Никогда не забуду, что утром двадцать третьего сентября заколотили в рельс. Ближние сбежались. Мы с урока географии в окна повыскакивали. А у столба мотает головой кляча, стоит чужая телега, на ней черная бочка, у которой внизу медный толстый кран, на ручке под блестящим краном белое ведерко. Возле стоит худущий старичок и курит. Докурил. Взял колокол и стал звонить, будто керосин привез. Женщины сообразили сразу. «По сколько?» – и торопятся по избам за посудой. А мы с Ленькой и ребятами таращимся в беспокойном ожидании. Тут прихромал на деревяшке Егорыч. «По две литры на избу!» – бойко отвечает ему старик. Почти по-военному, ведь бригадир наш при форме и с медалями. «Бочку будем наклонять», – как знаток патоки всегласно предупредил Егорыч. «Само собой», – деловито согласился старик и утопил колокол в сене перед бочкой. Подошла председательша Кашина, поздоровалась со стариком за руку, а всем наказала: «Прошу в очередь. А ты, Егорыч, фамилии выкликай».

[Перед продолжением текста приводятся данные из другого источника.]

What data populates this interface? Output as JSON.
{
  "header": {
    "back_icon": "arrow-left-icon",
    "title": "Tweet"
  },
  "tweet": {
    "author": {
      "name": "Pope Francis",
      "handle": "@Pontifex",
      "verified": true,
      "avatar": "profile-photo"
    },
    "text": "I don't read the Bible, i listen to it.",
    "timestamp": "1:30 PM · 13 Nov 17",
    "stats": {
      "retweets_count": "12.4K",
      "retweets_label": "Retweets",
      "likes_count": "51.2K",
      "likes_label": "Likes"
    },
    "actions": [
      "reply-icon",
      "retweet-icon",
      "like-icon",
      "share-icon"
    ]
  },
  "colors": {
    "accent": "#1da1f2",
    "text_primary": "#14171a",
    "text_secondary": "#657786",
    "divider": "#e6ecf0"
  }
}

– Скуратовы! – командирским голосом прокричал бригадир.

Мама подошла по истоптанной грязи с кастрюлькой. Лицо у нее сделалось торжественным, а глаза извиняющимися. И вот плотной сверкающей струей обрушилась в мерку коричневая жидкость.

Так пришел сладкий день.

И ушел, как последующие разные другие дни. «Куда?» – спрашивал я себя. Быть может, они шагали чередой по дороге через Раменье на далекую станцию? Сколько их с тех пор уплыло вслед за той ныряющей в ложбинки телегой, укатилось за машинами, за поездами, теплоходами, самолетами? Не сосчитать. Бывал день за год.

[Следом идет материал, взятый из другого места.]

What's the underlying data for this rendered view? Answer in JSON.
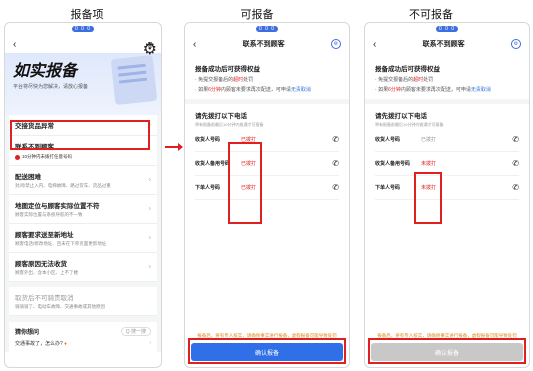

В семьдесят девятом нужно было мне заехать за печеньем для нашего сельпо на кондитерскую фабрику в областном центре. Пропустили. Вылезаю из кабины, иду через двор. Тут – котельная, там – склады. И вдруг удивительно знакомый запах повлек меня к ящикам. Пахнуло невероятно далеким, но томительно знакомым временем и местом. Как невидимым течением тянуло меня в ту сторону. Иду осторожно по следу, а за ящиками желтая бочка с нерусскими надписями, весь бок у нее обмят, видно, как хряпнули из кузова, так и бросили, и под ней лужа. Пленкой подзатянуло. Я нагнулся, обмакнул палец: она!

После набрал немного ладонью, вернулся к своему грузовику, сел на подножку и под усталые скрипы остывающей машины весь ушел в себя. И потихонечку побрела моя душа назад в осень сорок четвертого.

А патока оказалась горьковато-сладкой.

 

КОЛОСКИ-КОЛОСОЧКИ

Рассказ второй

Ну, про колоски написано много. И в художественной литературе, и так, где кучей, где россыпью. Только одно дело – читать про них в отраженном виде на сытое пузо под телевизор, а другое дело, если ты сидишь на лавке подле окошечка и наблюдаешь из избы, чтобы кто ненароком не заглянул и не засек твою родную мать на месте преступления: она поджаривает четыре жмени ржи, натертой из подобранных в сегодняшнюю жатву колосков. На грудях принесла за пазухой. Сестренкам, себе и мне. Короче, мы – воры. На данный божий день.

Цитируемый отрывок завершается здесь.